I am a little confused at how you got Fc. I'm not sure how AF factors in.

OTM = 211.5 foot-kips
Fc = OTM/AF = 10.6 kips

Fc is the axial force in the brace. It has a moment about point A of Fc.AF which must be equal to the overturning moment about A.

When you consider only vertical load, it may be easier to calculate Fc from the reaction at C but if you want to add wind perpendicular to the wall, it is easier to use OTM/AF.

Assume there is a wind pressure of w acting normal to the wall in the sloped position. Then OTM(wind) = wL[sup]2[/sup]/2 where L is 67 feet. So the brace force due to wind is wL[sup]2[/sup]/(2*20) = 112.2w.

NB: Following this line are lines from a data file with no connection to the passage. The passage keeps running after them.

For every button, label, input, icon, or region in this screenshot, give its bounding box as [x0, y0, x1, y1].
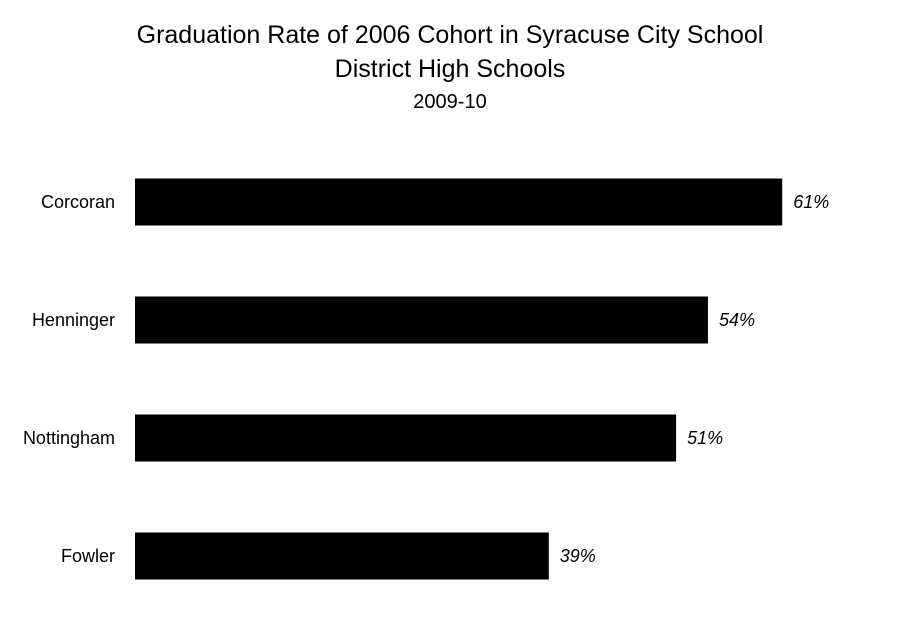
category-label-corcoran: Corcoran — [41, 192, 115, 212]
category-label-fowler: Fowler — [61, 546, 115, 566]
value-label-fowler: 39% — [560, 546, 596, 566]
chart-title-line-1: Graduation Rate of 2006 Cohort in Syracu… — [136, 21, 764, 49]
bar-fowler — [135, 532, 549, 580]
chart-title-line-2: District High Schools — [334, 55, 566, 83]
bar-henninger — [135, 296, 708, 344]
bar-nottingham — [135, 414, 677, 462]
value-label-corcoran: 61% — [793, 192, 829, 212]
value-label-henninger: 54% — [719, 310, 755, 330]
chart-subtitle: 2009-10 — [413, 91, 487, 113]
category-label-nottingham: Nottingham — [23, 428, 115, 448]
category-label-henninger: Henninger — [32, 310, 115, 330]
bar-corcoran — [135, 178, 783, 226]
value-label-nottingham: 51% — [687, 428, 723, 448]
chart-title-block: Graduation Rate of 2006 Cohort in Syracu… — [0, 18, 900, 116]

If braces are spaced 10 feet apart and wind pressure is 20 psf, w = 200#/'
So Fc from wind alone is 22,445# or 22.5k, substantially more than the force due to the dead load of the wall.

Another point to consider is the strength and deformation of the wall. It has a cantilever length of 33.5'. Are you sure you want to attach the brace at mid-height of the wall?

BA

 

[BAretired]

SlideRuleEra,
I got used to solving trusses using the graphical method when I started in Toronto in 1955. The plan checkers at that time insisted on a force vector diagram for each truss to be included on the drawings. It was a good way of solving for member forces and the accuracy was plenty good enough for engineering purposes.

Even now, when I want a quick and dirty solution to a problem, I scratch out a vector diagram on whatever is available and measure the length of the resulting vectors.

BA

 

[reesecc66]

BA, thanks for the explanation. Also, I just looked at my calcs and did get the 211.5 for OTM and accidentally wrote down 221.5. No biggie though.

As far as the cantilever goes, the "wall" is technically a bowed out banana shaped wall. The peak of the bow is right about h/2 and is connected at the base and the top of h. I was assuming a fully leaning wall as a worst case scenario and after running the calcs had more than enough built into my section.